Louvain was able to separate actors and directors belonging to the classical and new Hollywood cinema from actors and directors belonging to the italian golden age cinema. This kind of separation wouldn’t be possible by using WCC alone because there are many Hollywood actors and directors are participating in Italian movies and vice versa, effectively leading to a single connected component.
More reliable approach
We saw how Hume made it possible to easily integrate GDS with Causal Clustering through the Hume’s Orchestra and by leveraging the stream mode algorithm execution.
While streaming the Louvain outputs directly to the cluster is definitively easy and convenient, streaming may not be the safest way to move and store large amounts of data.
The GDS streaming execution, in fact, does not give you the chance to interrupt the process and recover it later if needed.
Here we propose a slightly more articulated approach, that is easier to track and tolerant to interruptions.
We combine the “mutate” mode and the “streamNodeProperties” function to actually “paginate” the algorithm’s results and thus also paginate the transfer to the cluster nodes.
Let’s see how in detail:
- We start by creating the catalog and run the Louvain algorithm as usual but this time we use the mutate mode.
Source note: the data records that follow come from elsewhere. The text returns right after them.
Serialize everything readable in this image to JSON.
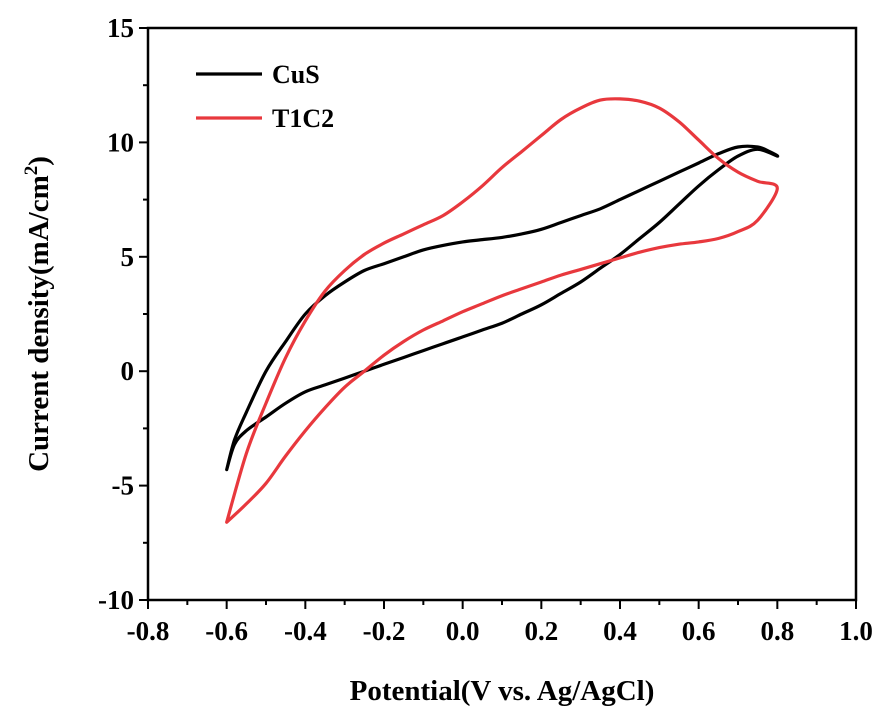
{
  "chart_data": {
    "type": "line",
    "xlabel": "Potential(V vs. Ag/AgCl)",
    "ylabel_main": "Current density(mA/cm",
    "ylabel_sup": "2",
    "ylabel_close": ")",
    "xlim": [
      -0.8,
      1.0
    ],
    "ylim": [
      -10,
      15
    ],
    "xticks": [
      -0.8,
      -0.6,
      -0.4,
      -0.2,
      0.0,
      0.2,
      0.4,
      0.6,
      0.8,
      1.0
    ],
    "xtick_labels": [
      "-0.8",
      "-0.6",
      "-0.4",
      "-0.2",
      "0.0",
      "0.2",
      "0.4",
      "0.6",
      "0.8",
      "1.0"
    ],
    "yticks": [
      -10,
      -5,
      0,
      5,
      10,
      15
    ],
    "ytick_labels": [
      "-10",
      "-5",
      "0",
      "5",
      "10",
      "15"
    ],
    "grid": false,
    "legend_position": "top-left",
    "series": [
      {
        "name": "CuS",
        "color": "#000000",
        "x": [
          -0.6,
          -0.58,
          -0.55,
          -0.5,
          -0.45,
          -0.4,
          -0.35,
          -0.3,
          -0.25,
          -0.2,
          -0.15,
          -0.1,
          -0.05,
          0.0,
          0.05,
          0.1,
          0.15,
          0.2,
          0.25,
          0.3,
          0.35,
          0.4,
          0.45,
          0.5,
          0.55,
          0.6,
          0.65,
          0.7,
          0.75,
          0.8,
          0.78,
          0.75,
          0.7,
          0.65,
          0.6,
          0.55,
          0.5,
          0.45,
          0.4,
          0.35,
          0.3,
          0.25,
          0.2,
          0.15,
          0.1,
          0.05,
          0.0,
          -0.05,
          -0.1,
          -0.15,
          -0.2,
          -0.25,
          -0.3,
          -0.35,
          -0.4,
          -0.45,
          -0.5,
          -0.55,
          -0.58,
          -0.6
        ],
        "y": [
          -4.3,
          -3.2,
          -2.6,
          -2.0,
          -1.4,
          -0.9,
          -0.6,
          -0.3,
          0.0,
          0.3,
          0.6,
          0.9,
          1.2,
          1.5,
          1.8,
          2.1,
          2.5,
          2.9,
          3.4,
          3.9,
          4.5,
          5.1,
          5.8,
          6.5,
          7.3,
          8.1,
          8.8,
          9.4,
          9.7,
          9.4,
          9.6,
          9.8,
          9.8,
          9.5,
          9.1,
          8.7,
          8.3,
          7.9,
          7.5,
          7.1,
          6.8,
          6.5,
          6.2,
          6.0,
          5.85,
          5.75,
          5.65,
          5.5,
          5.3,
          5.0,
          4.7,
          4.4,
          3.9,
          3.3,
          2.5,
          1.3,
          0.0,
          -1.8,
          -3.0,
          -4.3
        ]
      },
      {
        "name": "T1C2",
        "color": "#e8383d",
        "x": [
          -0.6,
          -0.55,
          -0.5,
          -0.45,
          -0.4,
          -0.35,
          -0.3,
          -0.25,
          -0.2,
          -0.15,
          -0.1,
          -0.05,
          0.0,
          0.05,
          0.1,
          0.15,
          0.2,
          0.25,
          0.3,
          0.35,
          0.4,
          0.45,
          0.5,
          0.55,
          0.6,
          0.65,
          0.7,
          0.75,
          0.8,
          0.75,
          0.7,
          0.65,
          0.6,
          0.55,
          0.5,
          0.45,
          0.4,
          0.35,
          0.3,
          0.25,
          0.2,
          0.15,
          0.1,
          0.05,
          0.0,
          -0.05,
          -0.1,
          -0.15,
          -0.2,
          -0.25,
          -0.3,
          -0.35,
          -0.4,
          -0.45,
          -0.5,
          -0.55,
          -0.6
        ],
        "y": [
          -6.6,
          -5.8,
          -4.9,
          -3.7,
          -2.6,
          -1.6,
          -0.7,
          0.0,
          0.7,
          1.3,
          1.8,
          2.2,
          2.6,
          2.95,
          3.3,
          3.6,
          3.9,
          4.2,
          4.45,
          4.7,
          4.95,
          5.2,
          5.4,
          5.55,
          5.65,
          5.8,
          6.1,
          6.6,
          8.0,
          8.3,
          8.7,
          9.3,
          10.1,
          10.9,
          11.5,
          11.8,
          11.9,
          11.85,
          11.5,
          11.0,
          10.3,
          9.6,
          8.9,
          8.1,
          7.4,
          6.8,
          6.4,
          6.0,
          5.6,
          5.1,
          4.4,
          3.5,
          2.2,
          0.6,
          -1.4,
          -3.6,
          -6.6
        ]
      }
    ]
  }
}
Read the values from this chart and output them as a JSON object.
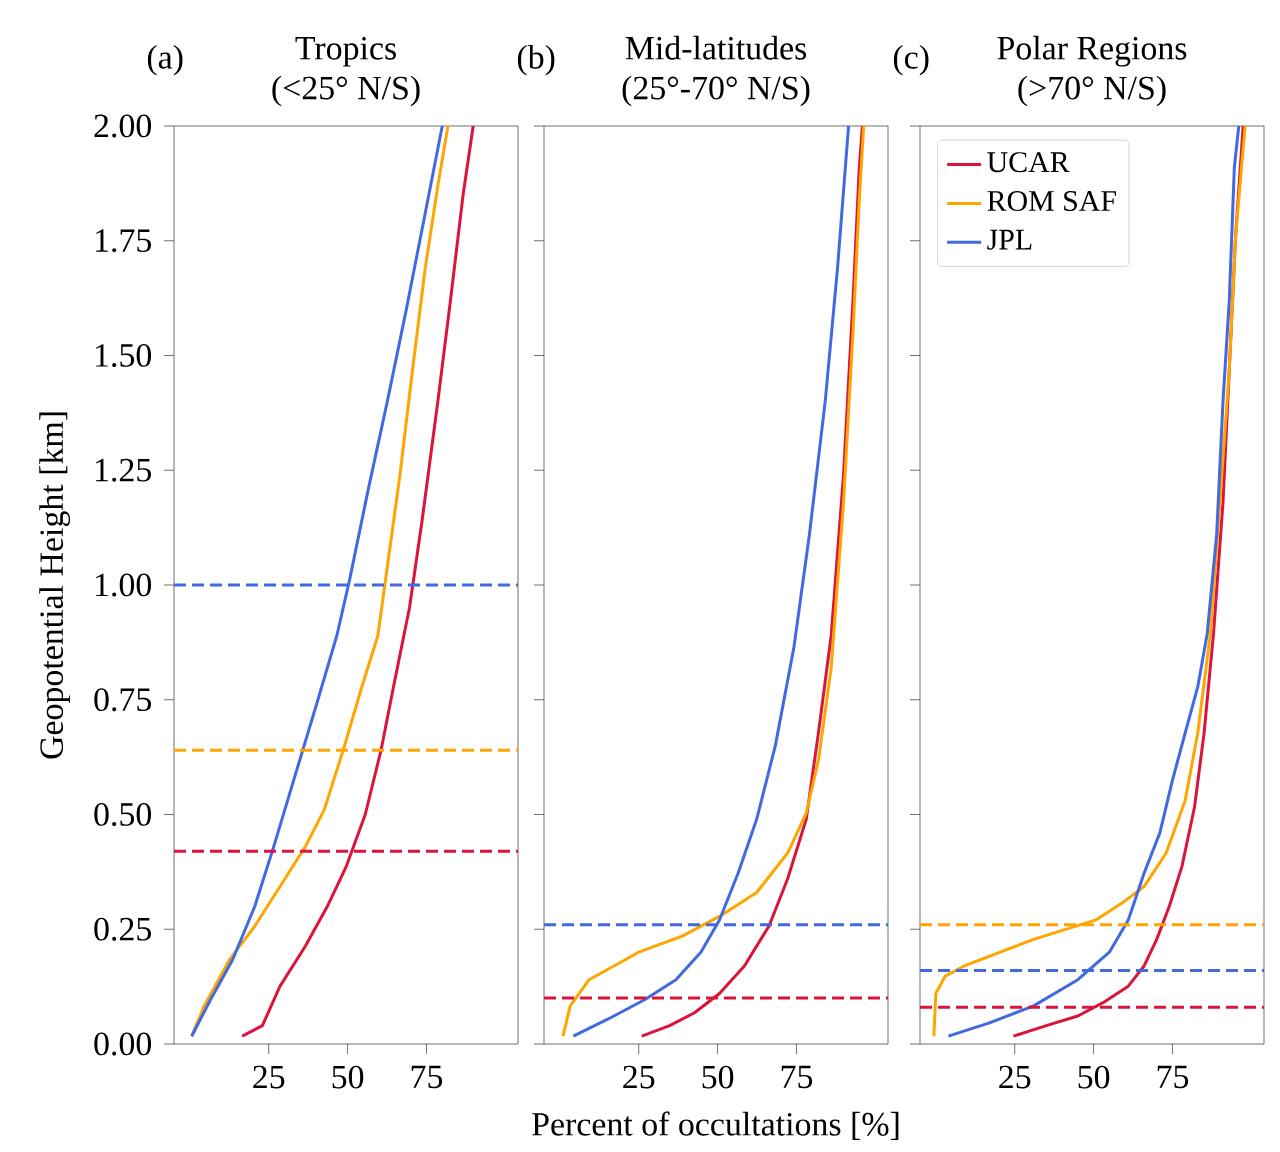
{
  "chart_data": [
    {
      "type": "line",
      "title": "Tropics",
      "subtitle": "(<25° N/S)",
      "annotations": [
        "(a)"
      ],
      "ylabel": "Geopotential Height [km]",
      "xlim": [
        -5,
        104
      ],
      "ylim": [
        0,
        2
      ],
      "xticks": [
        25,
        50,
        75
      ],
      "yticks": [
        {
          "value": 0,
          "label": "0.00"
        },
        {
          "value": 0.25,
          "label": "0.25"
        },
        {
          "value": 0.5,
          "label": "0.50"
        },
        {
          "value": 0.75,
          "label": "0.75"
        },
        {
          "value": 1,
          "label": "1.00"
        },
        {
          "value": 1.25,
          "label": "1.25"
        },
        {
          "value": 1.5,
          "label": "1.50"
        },
        {
          "value": 1.75,
          "label": "1.75"
        },
        {
          "value": 2,
          "label": "2.00"
        }
      ],
      "marker": "none",
      "line_style": "solid",
      "legend": false,
      "series": [
        {
          "color": "#dc143c",
          "x": [
            16.6,
            23,
            28.6,
            36.6,
            43.6,
            49.6,
            55.6,
            60.6,
            64.6,
            69.6,
            73.6,
            78.6,
            82.6,
            86.6,
            89.8
          ],
          "values": [
            0.017,
            0.04,
            0.126,
            0.213,
            0.3,
            0.387,
            0.5,
            0.64,
            0.78,
            0.95,
            1.14,
            1.4,
            1.62,
            1.85,
            2.0
          ]
        },
        {
          "color": "#ffa500",
          "x": [
            0.6,
            4.6,
            12.6,
            20.6,
            28.6,
            36.6,
            42.6,
            48.6,
            54.6,
            59.6,
            62.6,
            66.6,
            70.6,
            74.6,
            78.6,
            81.8
          ],
          "values": [
            0.017,
            0.083,
            0.184,
            0.257,
            0.343,
            0.43,
            0.51,
            0.64,
            0.78,
            0.89,
            1.04,
            1.24,
            1.47,
            1.69,
            1.87,
            2.0
          ]
        },
        {
          "color": "#4169e1",
          "x": [
            0.6,
            6.6,
            13.6,
            20.6,
            26.6,
            33.6,
            40.6,
            46.6,
            50.6,
            56.6,
            62.6,
            68.6,
            74.6,
            80
          ],
          "values": [
            0.017,
            0.097,
            0.184,
            0.3,
            0.43,
            0.59,
            0.75,
            0.89,
            1.01,
            1.21,
            1.4,
            1.6,
            1.81,
            2.0
          ]
        }
      ],
      "ref_lines": [
        {
          "axis": "y",
          "value": 1.0,
          "color": "#4169e1",
          "line_style": "dashed"
        },
        {
          "axis": "y",
          "value": 0.64,
          "color": "#ffa500",
          "line_style": "dashed"
        },
        {
          "axis": "y",
          "value": 0.42,
          "color": "#dc143c",
          "line_style": "dashed"
        }
      ]
    },
    {
      "type": "line",
      "title": "Mid-latitudes",
      "subtitle": "(25°-70° N/S)",
      "annotations": [
        "(b)"
      ],
      "xlabel": "Percent of occultations [%]",
      "xlim": [
        -5,
        104
      ],
      "ylim": [
        0,
        2
      ],
      "xticks": [
        25,
        50,
        75
      ],
      "yticks": [
        {
          "value": 0,
          "label": null
        },
        {
          "value": 0.25,
          "label": null
        },
        {
          "value": 0.5,
          "label": null
        },
        {
          "value": 0.75,
          "label": null
        },
        {
          "value": 1,
          "label": null
        },
        {
          "value": 1.25,
          "label": null
        },
        {
          "value": 1.5,
          "label": null
        },
        {
          "value": 1.75,
          "label": null
        },
        {
          "value": 2,
          "label": null
        }
      ],
      "tick_labels": "x",
      "marker": "none",
      "line_style": "solid",
      "legend": false,
      "series": [
        {
          "color": "#dc143c",
          "x": [
            26,
            34.8,
            42.7,
            50.6,
            58.5,
            66.3,
            72.2,
            78.1,
            82,
            86,
            89.9,
            92.9,
            94.9,
            95.9
          ],
          "values": [
            0.017,
            0.04,
            0.068,
            0.11,
            0.17,
            0.257,
            0.36,
            0.49,
            0.68,
            0.89,
            1.24,
            1.62,
            1.91,
            2.0
          ]
        },
        {
          "color": "#ffa500",
          "x": [
            1,
            3.3,
            9.3,
            25,
            38.8,
            50.6,
            62.4,
            72.2,
            78.1,
            82,
            86,
            89.9,
            92.9,
            94.9,
            96.3
          ],
          "values": [
            0.017,
            0.083,
            0.14,
            0.2,
            0.235,
            0.278,
            0.33,
            0.416,
            0.503,
            0.62,
            0.82,
            1.18,
            1.55,
            1.84,
            2.0
          ]
        },
        {
          "color": "#4169e1",
          "x": [
            4.3,
            15.2,
            27,
            36.8,
            44.7,
            50.6,
            56.5,
            62.4,
            68.3,
            74.2,
            79.1,
            84.1,
            88,
            91.5
          ],
          "values": [
            0.017,
            0.054,
            0.097,
            0.14,
            0.2,
            0.27,
            0.372,
            0.49,
            0.65,
            0.865,
            1.11,
            1.4,
            1.69,
            2.0
          ]
        }
      ],
      "ref_lines": [
        {
          "axis": "y",
          "value": 0.26,
          "color": "#4169e1",
          "line_style": "dashed"
        },
        {
          "axis": "y",
          "value": 0.1,
          "color": "#dc143c",
          "line_style": "dashed"
        }
      ]
    },
    {
      "type": "line",
      "title": "Polar Regions",
      "subtitle": "(>70° N/S)",
      "annotations": [
        "(c)"
      ],
      "xlim": [
        -5,
        104
      ],
      "ylim": [
        0,
        2
      ],
      "xticks": [
        25,
        50,
        75
      ],
      "yticks": [
        {
          "value": 0,
          "label": null
        },
        {
          "value": 0.25,
          "label": null
        },
        {
          "value": 0.5,
          "label": null
        },
        {
          "value": 0.75,
          "label": null
        },
        {
          "value": 1,
          "label": null
        },
        {
          "value": 1.25,
          "label": null
        },
        {
          "value": 1.5,
          "label": null
        },
        {
          "value": 1.75,
          "label": null
        },
        {
          "value": 2,
          "label": null
        }
      ],
      "tick_labels": "x",
      "marker": "none",
      "line_style": "solid",
      "legend": "top left",
      "series": [
        {
          "name": "UCAR",
          "color": "#dc143c",
          "x": [
            24.6,
            35,
            45,
            53,
            61,
            66,
            70,
            74,
            78,
            82,
            85,
            88,
            91,
            93,
            95,
            97.4
          ],
          "values": [
            0.017,
            0.04,
            0.061,
            0.09,
            0.126,
            0.17,
            0.228,
            0.3,
            0.387,
            0.517,
            0.677,
            0.894,
            1.18,
            1.47,
            1.76,
            2.0
          ]
        },
        {
          "name": "ROM SAF",
          "color": "#ffa500",
          "x": [
            -0.6,
            0,
            3,
            9,
            31,
            51,
            59,
            66,
            73,
            79,
            83,
            87,
            90,
            93,
            95,
            98
          ],
          "values": [
            0.017,
            0.11,
            0.148,
            0.17,
            0.228,
            0.271,
            0.307,
            0.343,
            0.416,
            0.53,
            0.677,
            0.894,
            1.18,
            1.47,
            1.76,
            2.0
          ]
        },
        {
          "name": "JPL",
          "color": "#4169e1",
          "x": [
            4,
            17,
            31,
            45,
            55,
            61,
            66,
            71,
            75,
            79,
            83,
            86,
            89,
            91,
            93,
            94.6,
            96
          ],
          "values": [
            0.017,
            0.046,
            0.083,
            0.14,
            0.2,
            0.27,
            0.372,
            0.46,
            0.575,
            0.677,
            0.778,
            0.894,
            1.11,
            1.4,
            1.62,
            1.91,
            2.0
          ]
        }
      ],
      "ref_lines": [
        {
          "axis": "y",
          "value": 0.26,
          "color": "#ffa500",
          "line_style": "dashed"
        },
        {
          "axis": "y",
          "value": 0.16,
          "color": "#4169e1",
          "line_style": "dashed"
        },
        {
          "axis": "y",
          "value": 0.08,
          "color": "#dc143c",
          "line_style": "dashed"
        }
      ]
    }
  ]
}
As a result, we get back the number of properties written to the in-memory graph.
- We note down the total number of mutated properties by writing it into a helper node PagingHelper that will allow us to keep track of the transfer process.
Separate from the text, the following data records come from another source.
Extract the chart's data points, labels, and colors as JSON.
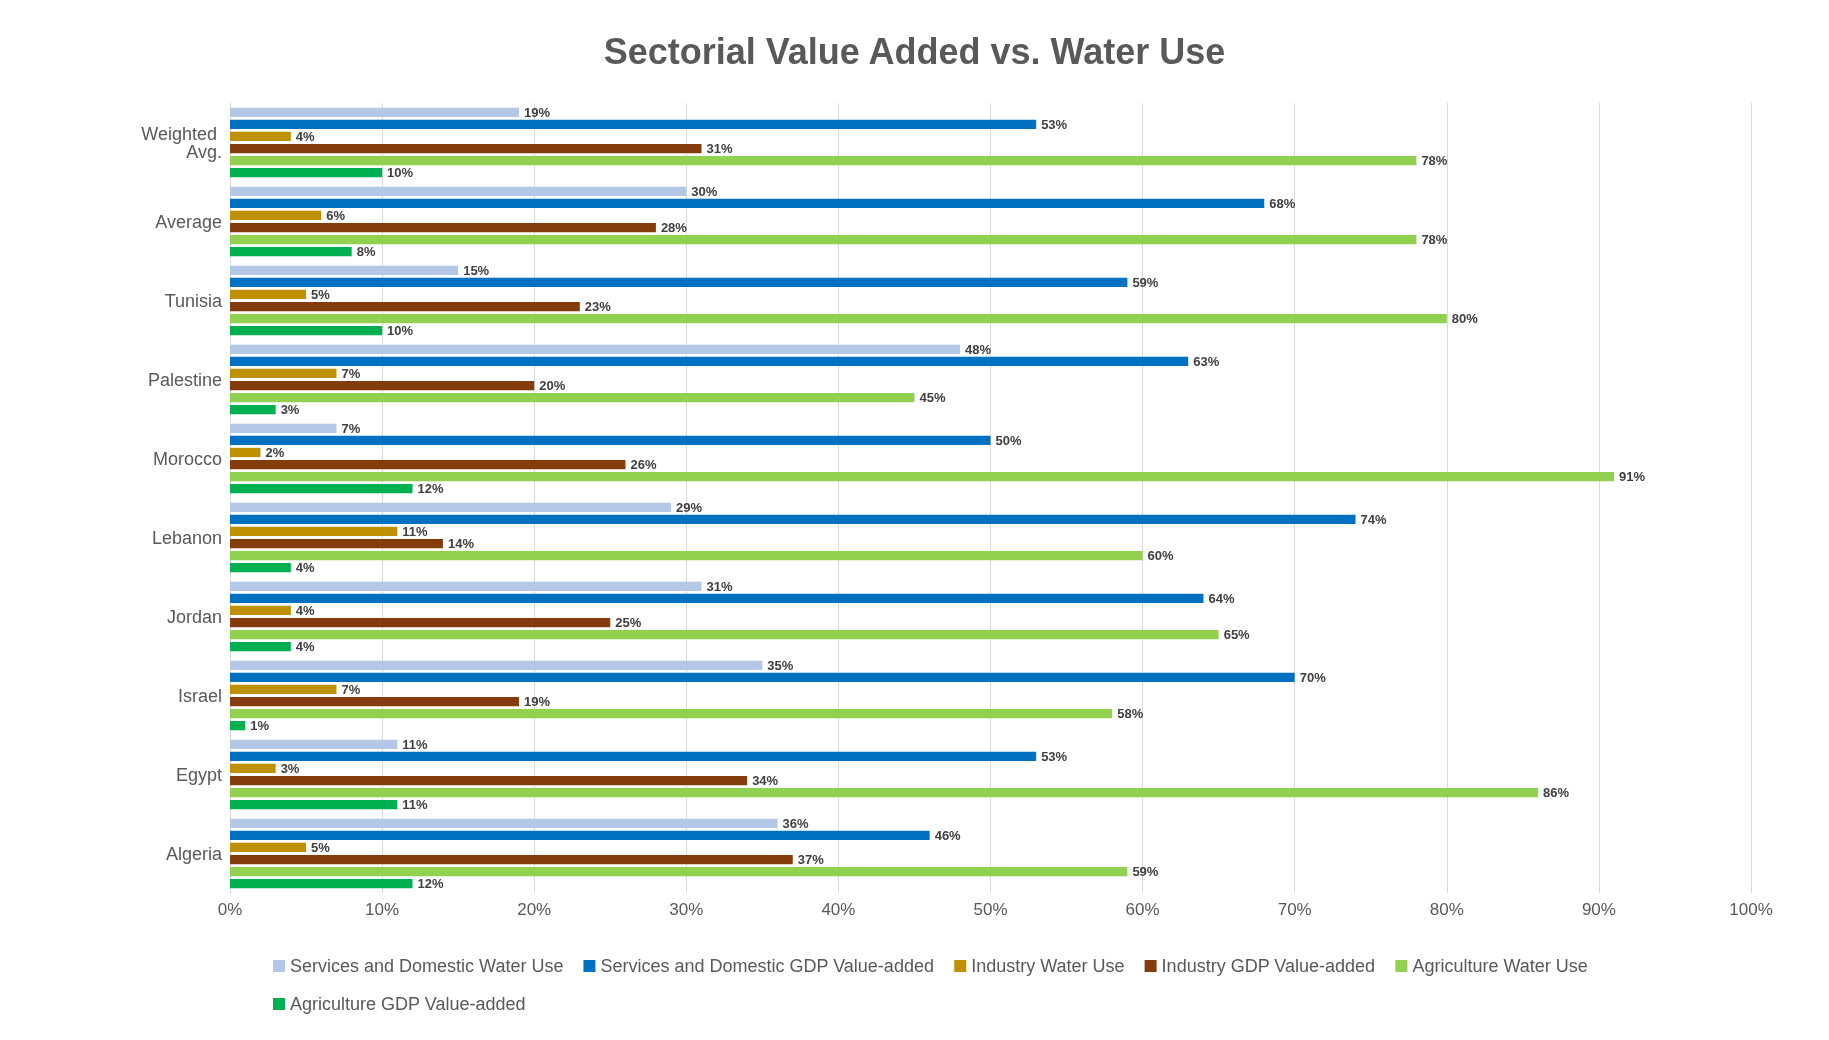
{
  "chart_data": {
    "type": "bar",
    "orientation": "horizontal",
    "title": "Sectorial Value Added vs. Water Use",
    "categories": [
      "Weighted Avg.",
      "Average",
      "Tunisia",
      "Palestine",
      "Morocco",
      "Lebanon",
      "Jordan",
      "Israel",
      "Egypt",
      "Algeria"
    ],
    "series": [
      {
        "name": "Services and Domestic Water Use",
        "color": "#b4c7e7",
        "values": [
          19,
          30,
          15,
          48,
          7,
          29,
          31,
          35,
          11,
          36
        ],
        "value_labels": [
          "19%",
          "30%",
          "15%",
          "48%",
          "7%",
          "29%",
          "31%",
          "35%",
          "11%",
          "36%"
        ]
      },
      {
        "name": "Services and Domestic GDP Value-added",
        "color": "#0070c0",
        "values": [
          53,
          68,
          59,
          63,
          50,
          74,
          64,
          70,
          53,
          46
        ],
        "value_labels": [
          "53%",
          "68%",
          "59%",
          "63%",
          "50%",
          "74%",
          "64%",
          "70%",
          "53%",
          "46%"
        ]
      },
      {
        "name": "Industry Water Use",
        "color": "#bf9000",
        "values": [
          4,
          6,
          5,
          7,
          2,
          11,
          4,
          7,
          3,
          5
        ],
        "value_labels": [
          "4%",
          "6%",
          "5%",
          "7%",
          "2%",
          "11%",
          "4%",
          "7%",
          "3%",
          "5%"
        ]
      },
      {
        "name": "Industry GDP Value-added",
        "color": "#843c0c",
        "values": [
          31,
          28,
          23,
          20,
          26,
          14,
          25,
          19,
          34,
          37
        ],
        "value_labels": [
          "31%",
          "28%",
          "23%",
          "20%",
          "26%",
          "14%",
          "25%",
          "19%",
          "34%",
          "37%"
        ]
      },
      {
        "name": "Agriculture Water Use",
        "color": "#92d050",
        "values": [
          78,
          78,
          80,
          45,
          91,
          60,
          65,
          58,
          86,
          59
        ],
        "value_labels": [
          "78%",
          "78%",
          "80%",
          "45%",
          "91%",
          "60%",
          "65%",
          "58%",
          "86%",
          "59%"
        ]
      },
      {
        "name": "Agriculture GDP Value-added",
        "color": "#00b050",
        "values": [
          10,
          8,
          10,
          3,
          12,
          4,
          4,
          1,
          11,
          12
        ],
        "value_labels": [
          "10%",
          "8%",
          "10%",
          "3%",
          "12%",
          "4%",
          "4%",
          "1%",
          "11%",
          "12%"
        ]
      }
    ],
    "xlim": [
      0,
      100
    ],
    "xticks": [
      {
        "value": 0,
        "label": "0%"
      },
      {
        "value": 10,
        "label": "10%"
      },
      {
        "value": 20,
        "label": "20%"
      },
      {
        "value": 30,
        "label": "30%"
      },
      {
        "value": 40,
        "label": "40%"
      },
      {
        "value": 50,
        "label": "50%"
      },
      {
        "value": 60,
        "label": "60%"
      },
      {
        "value": 70,
        "label": "70%"
      },
      {
        "value": 80,
        "label": "80%"
      },
      {
        "value": 90,
        "label": "90%"
      },
      {
        "value": 100,
        "label": "100%"
      }
    ],
    "grid": "x",
    "legend": "bottom"
  }
}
- We then iteratively fetch one “page” at a time using the gds.graph.streamNodeProperties function in combination with a SKIP/LIMIT clause, effectively selecting one page worth of data at time.
The actual “store back process” now consists of:
- Updating the relevant nodes with the communityId property as usual,
- Updating the PagingHelper node by incrementing its CurrentPage property and
- Updating Read Replica (the cluster will automatically synchronize the replica for us).
By comparing the PagingHelper node’s properties as CurrentPage, PageSize, and Properties, we always know whether the process is completed or not.
If this sounds complex to you at first glance, you will be surprised by how it fits nicely in a couple of workflows:
Again by leveraging the ability of Hume to mix and match multiple resources it is easy to implement the step (1) and (2)
Here we start by periodically fetching the current page information from the helper node. Using this information, we select the portion of output to extract (3) and store that portion back (4).
At the same time, we update the helper node (5) and let the workflow iterate through this process until there is nothing left to do, which triggers an automatic stop of the whole workflow.
Graph data science is playing a crucial role in many businesses and it will become even more prominent in the future.
Neo4j’s GDS library is a central technology in this area where real life applications keep requiring a computational support only cluster configurations can give.
We showed how to tackle the Account Association problem in a realistic setting where it is essential to decouple Core nodes and Computational nodes.
We also saw that, while it is easy to move data in one direction, it is not apparent how to synchronize results back, and we proved how Hume fills the gap at scale.
This is how Hume allows you to focus on your data processing and analysis logic, making it easier for you to bring value to your business.